AA/ Bagdad/ Adnen Jassem
Une source politique irakienne bien informée a affirmé que « les gouvernements de Bagdad et Erbil ont relancé les contacts en vue de coordoner leurs plans sécuritaires et leurs opérations militaires dans le nord du pays afin de venir à bout des groupes armés de l’Etat Islamique en Irak et au Levant (EIIL) ».
Dans une déclaration à Anadolu, la source a précisé, sous couvert d’anonymat, que « le conseiller du Premier ministre irakien pour les affaires de sûreté nationale, Faleh al-Fayadh, et le ministre des Peshmergas (armée du district du Nord de l’Irak), Mustafa Sayed Kader, ont eu depuis lundi des contacts, et ce, pour la première fois depuis juin dernier, quand l'organisation de l'Etat islamique en irak et au Levant (EIIL) s’est emparé de plusieurs zones irakiennes ».

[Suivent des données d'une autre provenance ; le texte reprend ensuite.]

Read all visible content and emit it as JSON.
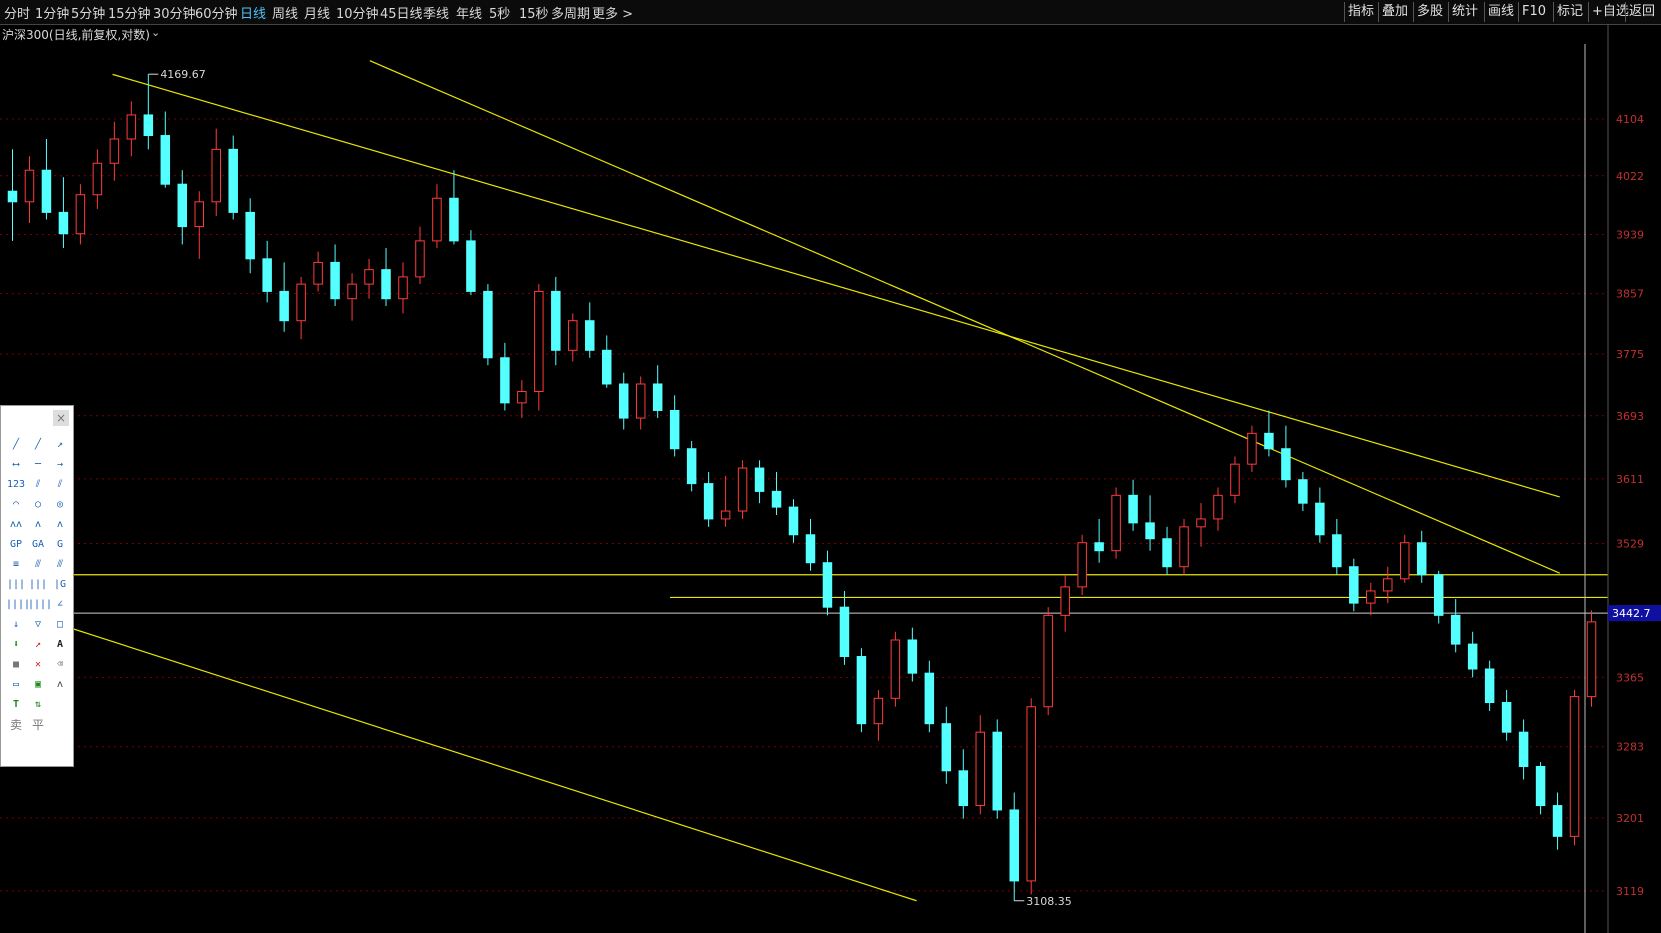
{
  "topbar": {
    "periods": [
      "分时",
      "1分钟",
      "5分钟",
      "15分钟",
      "30分钟",
      "60分钟",
      "日线",
      "周线",
      "月线",
      "10分钟",
      "45日线",
      "季线",
      "年线",
      "5秒",
      "15秒",
      "多周期",
      "更多 >"
    ],
    "active_period": "日线",
    "right_buttons": [
      "指标",
      "叠加",
      "多股",
      "统计",
      "画线",
      "F10",
      "标记",
      "+自选",
      "返回"
    ]
  },
  "chart_header": {
    "title": "沪深300(日线,前复权,对数)",
    "dropdown_icon": "chevron-down-icon"
  },
  "toolbox": {
    "close_icon": "close-icon",
    "sell_label": "卖",
    "flat_label": "平",
    "text_tool_label": "A"
  },
  "colors": {
    "up": "#ff3b3b",
    "down": "#54ffff",
    "trendline": "#e6e600",
    "grid": "#7a0000",
    "axis_text": "#c03030",
    "current": "#1010a0"
  },
  "chart_data": {
    "type": "candlestick",
    "title": "沪深300(日线,前复权,对数)",
    "y_axis": {
      "scale": "log",
      "ticks": [
        4104,
        4022,
        3939,
        3857,
        3775,
        3693,
        3611,
        3529,
        3442.7,
        3365,
        3283,
        3201,
        3119
      ],
      "range": [
        3100,
        4215
      ]
    },
    "annotations": {
      "high": "4169.67",
      "low": "3108.35",
      "current_price": "3442.7"
    },
    "horizontal_lines": [
      3490,
      3462
    ],
    "trendlines": [
      {
        "p1": [
          0.07,
          4169.7
        ],
        "p2": [
          0.97,
          3588
        ]
      },
      {
        "p1": [
          0.23,
          4190
        ],
        "p2": [
          0.97,
          3492
        ]
      },
      {
        "p1": [
          0.04,
          3427
        ],
        "p2": [
          0.57,
          3108
        ]
      }
    ],
    "candles": [
      [
        4000,
        4060,
        3930,
        3985
      ],
      [
        3985,
        4050,
        3955,
        4030
      ],
      [
        4030,
        4075,
        3960,
        3970
      ],
      [
        3970,
        4020,
        3920,
        3940
      ],
      [
        3940,
        4010,
        3925,
        3995
      ],
      [
        3995,
        4060,
        3975,
        4040
      ],
      [
        4040,
        4100,
        4015,
        4075
      ],
      [
        4075,
        4130,
        4050,
        4110
      ],
      [
        4110,
        4170,
        4060,
        4080
      ],
      [
        4080,
        4115,
        4005,
        4010
      ],
      [
        4010,
        4030,
        3925,
        3950
      ],
      [
        3950,
        4000,
        3905,
        3985
      ],
      [
        3985,
        4090,
        3965,
        4060
      ],
      [
        4060,
        4080,
        3960,
        3970
      ],
      [
        3970,
        3990,
        3885,
        3905
      ],
      [
        3905,
        3930,
        3845,
        3860
      ],
      [
        3860,
        3900,
        3805,
        3820
      ],
      [
        3820,
        3880,
        3795,
        3870
      ],
      [
        3870,
        3915,
        3860,
        3900
      ],
      [
        3900,
        3925,
        3840,
        3850
      ],
      [
        3850,
        3885,
        3820,
        3870
      ],
      [
        3870,
        3905,
        3850,
        3890
      ],
      [
        3890,
        3920,
        3840,
        3850
      ],
      [
        3850,
        3900,
        3830,
        3880
      ],
      [
        3880,
        3950,
        3870,
        3930
      ],
      [
        3930,
        4010,
        3920,
        3990
      ],
      [
        3990,
        4030,
        3925,
        3930
      ],
      [
        3930,
        3945,
        3855,
        3860
      ],
      [
        3860,
        3870,
        3760,
        3770
      ],
      [
        3770,
        3790,
        3700,
        3710
      ],
      [
        3710,
        3740,
        3690,
        3725
      ],
      [
        3725,
        3870,
        3700,
        3860
      ],
      [
        3860,
        3880,
        3760,
        3780
      ],
      [
        3780,
        3830,
        3765,
        3820
      ],
      [
        3820,
        3845,
        3770,
        3780
      ],
      [
        3780,
        3800,
        3730,
        3735
      ],
      [
        3735,
        3750,
        3675,
        3690
      ],
      [
        3690,
        3745,
        3675,
        3735
      ],
      [
        3735,
        3760,
        3690,
        3700
      ],
      [
        3700,
        3720,
        3640,
        3650
      ],
      [
        3650,
        3660,
        3595,
        3605
      ],
      [
        3605,
        3620,
        3550,
        3560
      ],
      [
        3560,
        3615,
        3550,
        3570
      ],
      [
        3570,
        3635,
        3560,
        3625
      ],
      [
        3625,
        3635,
        3580,
        3595
      ],
      [
        3595,
        3620,
        3565,
        3575
      ],
      [
        3575,
        3585,
        3530,
        3540
      ],
      [
        3540,
        3560,
        3495,
        3505
      ],
      [
        3505,
        3520,
        3440,
        3450
      ],
      [
        3450,
        3470,
        3380,
        3390
      ],
      [
        3390,
        3400,
        3300,
        3310
      ],
      [
        3310,
        3350,
        3290,
        3340
      ],
      [
        3340,
        3420,
        3330,
        3410
      ],
      [
        3410,
        3425,
        3360,
        3370
      ],
      [
        3370,
        3385,
        3300,
        3310
      ],
      [
        3310,
        3330,
        3240,
        3255
      ],
      [
        3255,
        3280,
        3200,
        3215
      ],
      [
        3215,
        3320,
        3205,
        3300
      ],
      [
        3300,
        3315,
        3200,
        3210
      ],
      [
        3210,
        3230,
        3108,
        3130
      ],
      [
        3130,
        3340,
        3115,
        3330
      ],
      [
        3330,
        3450,
        3320,
        3440
      ],
      [
        3440,
        3490,
        3420,
        3475
      ],
      [
        3475,
        3540,
        3465,
        3530
      ],
      [
        3530,
        3560,
        3505,
        3520
      ],
      [
        3520,
        3600,
        3510,
        3590
      ],
      [
        3590,
        3610,
        3545,
        3555
      ],
      [
        3555,
        3590,
        3520,
        3535
      ],
      [
        3535,
        3550,
        3490,
        3500
      ],
      [
        3500,
        3560,
        3490,
        3550
      ],
      [
        3550,
        3580,
        3525,
        3560
      ],
      [
        3560,
        3600,
        3545,
        3590
      ],
      [
        3590,
        3640,
        3580,
        3630
      ],
      [
        3630,
        3680,
        3620,
        3670
      ],
      [
        3670,
        3700,
        3640,
        3650
      ],
      [
        3650,
        3680,
        3600,
        3610
      ],
      [
        3610,
        3620,
        3570,
        3580
      ],
      [
        3580,
        3600,
        3530,
        3540
      ],
      [
        3540,
        3560,
        3490,
        3500
      ],
      [
        3500,
        3510,
        3445,
        3455
      ],
      [
        3455,
        3480,
        3440,
        3470
      ],
      [
        3470,
        3500,
        3455,
        3485
      ],
      [
        3485,
        3540,
        3480,
        3530
      ],
      [
        3530,
        3545,
        3480,
        3490
      ],
      [
        3490,
        3495,
        3430,
        3440
      ],
      [
        3440,
        3460,
        3395,
        3405
      ],
      [
        3405,
        3420,
        3365,
        3375
      ],
      [
        3375,
        3385,
        3325,
        3335
      ],
      [
        3335,
        3350,
        3290,
        3300
      ],
      [
        3300,
        3315,
        3245,
        3260
      ],
      [
        3260,
        3265,
        3205,
        3215
      ],
      [
        3215,
        3230,
        3165,
        3180
      ],
      [
        3180,
        3350,
        3170,
        3342
      ],
      [
        3342,
        3446,
        3330,
        3432
      ]
    ]
  }
}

Ces contacts ont pour objectif de former une seule unité de commandement pour lutter contre l’EIIL et les groupes armés qui lui affiliés, selon la même source.
Par ailleurs, la même source a précisé que « des médiations de l’intérieur et de l’extérieur, notamment de l’ambassade américaine et de la représentation de l’ONU à Bagdad, ont facilité la reprise des contacts entre les deux gouvernements d’Erbil et Bagdad dans l’objectif de mettre en commun leur forces militaires pour lutter contre l’EIIL ».
Aucun communiqué officiel n’a été délivré par le gouvernement de Bagdad ou celui d'Erbil, jusqu’à mardi 10 :40 GMT.
La tension entre le gouvernement fédéral et les autorités régionales kurdes à Erbil était montée d’un cran ces dernières semaines, après que les forces Peshmergas ont pris le contrôle de certaines régions du pays désertées par l’armée irakienne qui fuyait les attaques de l’EIIL, dont notamment la ville pétrolière de Kirkouk.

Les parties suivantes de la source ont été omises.